The Composer of Extremes
There was revolution in the air when Beethoven, at the age of 21, left his home city of Bonn in autumn 1792 for Vienna, the city of music. In the wake of the Revolution in Paris, French troops invaded the Rhineland, and the court of Electoral Prince Maximilian Franz in Bonn – at which Beethoven had been serving – was in a state of dissolution. Schiller had already written Ode an die Freude, in which he advocated a fraternity that transcended hierarchies, and at the piano the young Beethoven displayed an ‘almost inexhaustible profusion of ideas’, according to one of his music colleagues in Bonn.
With his departure for Vienna, Beethoven became a free man, and it marked an end to an existence as a musician in the brilliant red uniform of the electoral prince. Most important for Beethoven now was to catch people’s attention as an artist, and this he did with his three Piano Trios Op.1, which were published in 1795. A Viennese newspaper wrote the following: ‘Beethoven emerges as a formidable, powerful and arresting piano composer in these beautiful trios,’ which call for an ‘accomplished pianist’. With his virtuoso skills, Beethoven was just the man to play the piano part in the trios, and this gave him an opportunity to capture the attention of those who frequented the aristocratic salons of Vienna.
The violin and cello are, however, no longer mere accompanists of the virtuoso excursions of the piano, as was often the case in the piano trios of earlier periods. The three instruments are three equal partners, and the violinist and cellist also get an opportunity to display their talents. But in Piano Trio in E flat major Op.1 No.1, which was composed in 1793, during Beethoven’s first year in Vienna, there can be no doubt that Beethoven intended his own instrument to have the main role. An untamed, explosive energy characterises the piano part, and after all three instruments have burst open the door to the musical arena with the first powerful chord, it is symbolically the piano that with the following ascending triad sends the music skywards. And when, towards the conclusion of the first movement, the pianist sets out on a finger-breaking solo run, the two string instruments fall silent, and subsequently they acclaim the piano hero with repeated notes that mostly remind one of enthusiastic applause!

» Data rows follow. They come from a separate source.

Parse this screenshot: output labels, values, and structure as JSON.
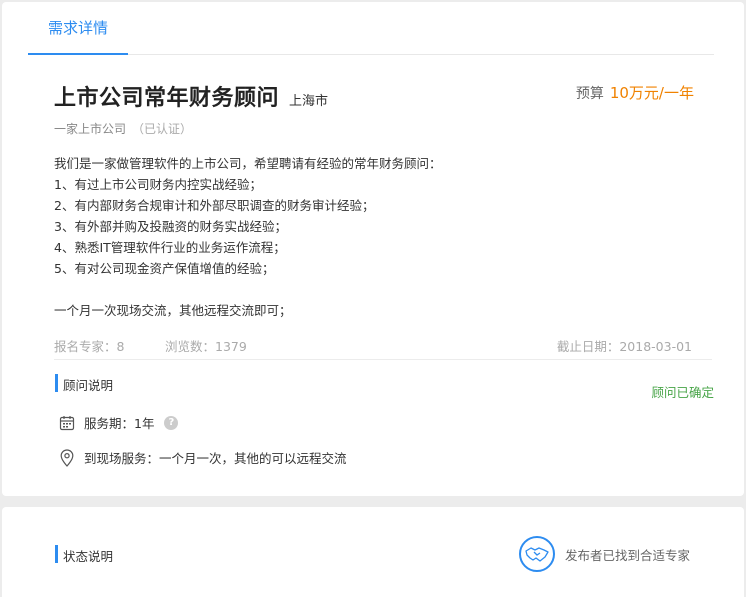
{
  "tabs": {
    "active": "需求详情"
  },
  "header": {
    "title": "上市公司常年财务顾问",
    "city": "上海市",
    "budget_label": "预算",
    "budget_value": "10万元/一年",
    "company": "一家上市公司",
    "certified": "（已认证）"
  },
  "description": {
    "lines": [
      "我们是一家做管理软件的上市公司，希望聘请有经验的常年财务顾问：",
      "1、有过上市公司财务内控实战经验；",
      "2、有内部财务合规审计和外部尽职调查的财务审计经验；",
      "3、有外部并购及投融资的财务实战经验；",
      "4、熟悉IT管理软件行业的业务运作流程；",
      "5、有对公司现金资产保值增值的经验；",
      "",
      "一个月一次现场交流，其他远程交流即可；"
    ]
  },
  "meta": {
    "applicants": "报名专家：8",
    "views": "浏览数：1379",
    "deadline": "截止日期：2018-03-01"
  },
  "consultant": {
    "heading": "顾问说明",
    "status": "顾问已确定",
    "service_period": "服务期：1年",
    "onsite": "到现场服务：一个月一次，其他的可以远程交流"
  },
  "status_section": {
    "heading": "状态说明",
    "message": "发布者已找到合适专家"
  },
  "colors": {
    "accent": "#2d8cf0",
    "budget": "#f08200",
    "success": "#47a447"
  },
  "icons": [
    "calendar-icon",
    "help-icon",
    "location-icon",
    "handshake-icon"
  ]
}
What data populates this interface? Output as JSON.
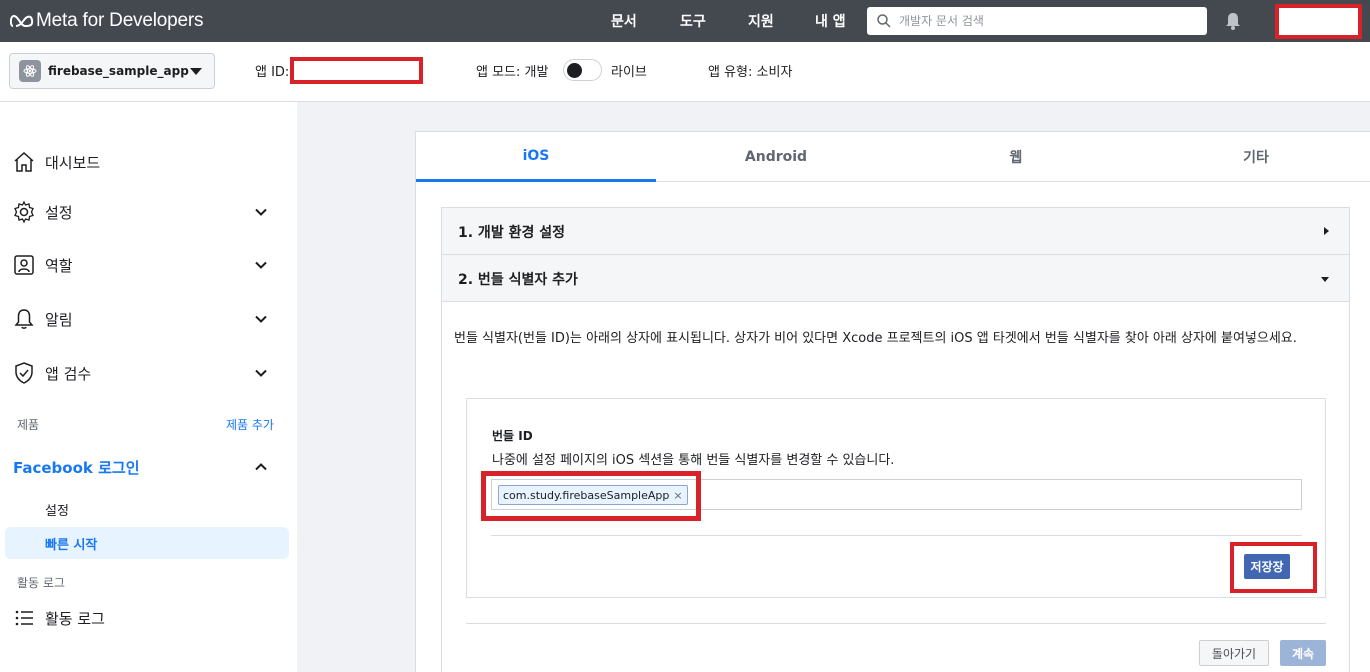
{
  "header": {
    "brand": "Meta for Developers",
    "nav": [
      "문서",
      "도구",
      "지원",
      "내 앱"
    ],
    "search_placeholder": "개발자 문서 검색"
  },
  "appbar": {
    "app_name": "firebase_sample_app",
    "app_id_label": "앱 ID:",
    "mode_label": "앱 모드:",
    "mode_dev": "개발",
    "mode_live": "라이브",
    "type_label": "앱 유형:",
    "type_value": "소비자"
  },
  "sidebar": {
    "items": [
      {
        "label": "대시보드"
      },
      {
        "label": "설정"
      },
      {
        "label": "역할"
      },
      {
        "label": "알림"
      },
      {
        "label": "앱 검수"
      }
    ],
    "products_label": "제품",
    "add_product": "제품 추가",
    "fb_login": "Facebook 로그인",
    "sub_settings": "설정",
    "sub_quickstart": "빠른 시작",
    "activity_section": "활동 로그",
    "activity_item": "활동 로그"
  },
  "tabs": [
    "iOS",
    "Android",
    "웹",
    "기타"
  ],
  "steps": {
    "step1": "1. 개발 환경 설정",
    "step2": "2. 번들 식별자 추가"
  },
  "bundle": {
    "description": "번들 식별자(번들 ID)는 아래의 상자에 표시됩니다. 상자가 비어 있다면 Xcode 프로젝트의 iOS 앱 타겟에서 번들 식별자를 찾아 아래 상자에 붙여넣으세요.",
    "title": "번들 ID",
    "help": "나중에 설정 페이지의 iOS 섹션을 통해 번들 식별자를 변경할 수 있습니다.",
    "token": "com.study.firebaseSampleApp",
    "token_remove": "×",
    "save": "저장장"
  },
  "footer": {
    "back": "돌아가기",
    "continue": "계속"
  },
  "colors": {
    "topbar": "#444950",
    "accent": "#1877f2",
    "highlight": "#d8222a",
    "save_button": "#4267b2"
  }
}
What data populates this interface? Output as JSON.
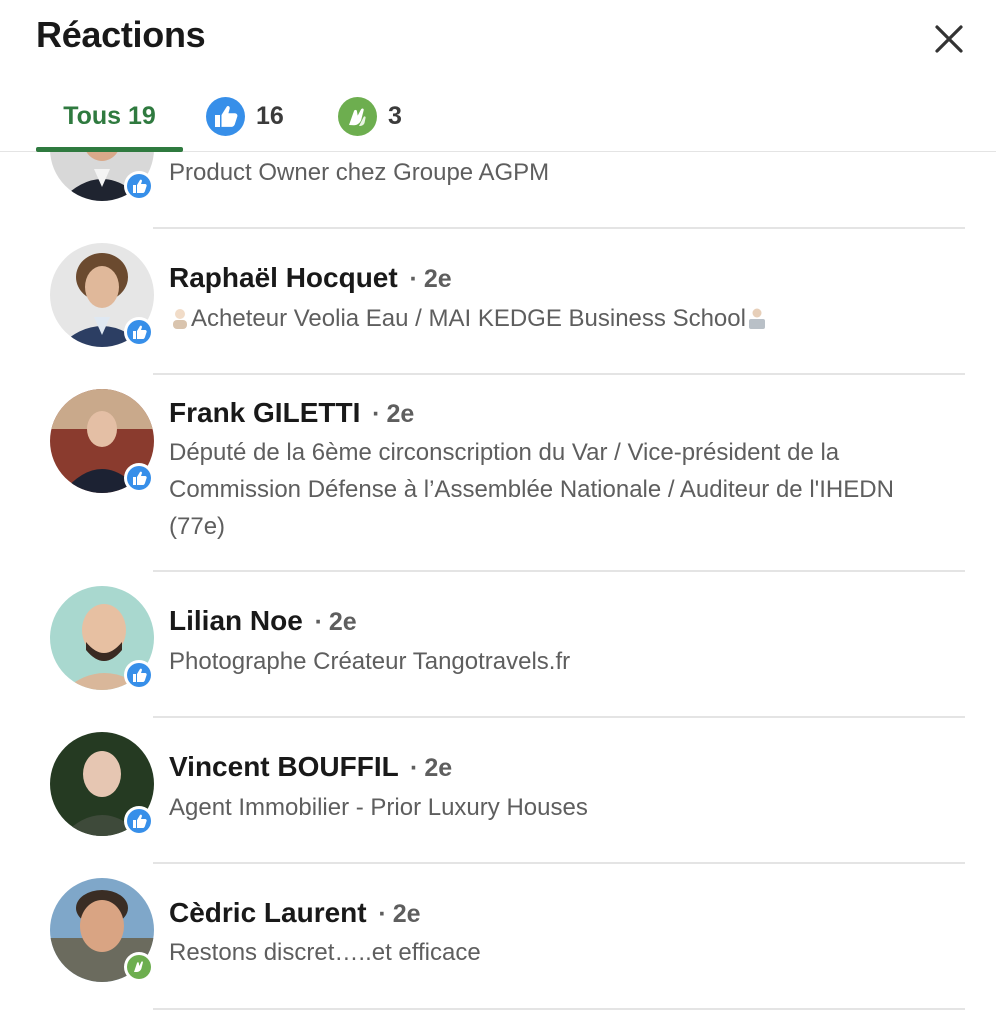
{
  "header": {
    "title": "Réactions"
  },
  "tabs": {
    "all": {
      "label": "Tous 19"
    },
    "like": {
      "count": "16",
      "icon": "like-icon",
      "color": "#378fe9"
    },
    "clap": {
      "count": "3",
      "icon": "celebrate-icon",
      "color": "#6dae4f"
    }
  },
  "accent_color": "#2f7a3f",
  "reactors": [
    {
      "name": "",
      "degree": "",
      "subtitle": "Product Owner chez Groupe AGPM",
      "reaction": "like"
    },
    {
      "name": "Raphaël Hocquet",
      "degree": "2e",
      "subtitle": "Acheteur Veolia Eau / MAI KEDGE Business School",
      "reaction": "like"
    },
    {
      "name": "Frank GILETTI",
      "degree": "2e",
      "subtitle": "Député de la 6ème circonscription du Var / Vice-président de la Commission Défense à l’Assemblée Nationale / Auditeur de l'IHEDN (77e)",
      "reaction": "like"
    },
    {
      "name": "Lilian Noe",
      "degree": "2e",
      "subtitle": "Photographe Créateur Tangotravels.fr",
      "reaction": "like"
    },
    {
      "name": "Vincent BOUFFIL",
      "degree": "2e",
      "subtitle": "Agent Immobilier - Prior Luxury Houses",
      "reaction": "like"
    },
    {
      "name": "Cèdric Laurent",
      "degree": "2e",
      "subtitle": "Restons discret…..et efficace",
      "reaction": "celebrate"
    }
  ]
}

During the large-scale first movement itself, the three instruments often join forces and the created orchestral effects presage the symphonies that are soon to follow. And even though Beethoven is here within the tradition of Viennese classical music, his surprising alternation between fortissimo and pianissimo goes beyond the convention of the time. We are not just dealing here with ordinary indications of dynamics. The music is being made an exponent of autonomous human emotions – Beethoven’s revolutionary mind had many facets.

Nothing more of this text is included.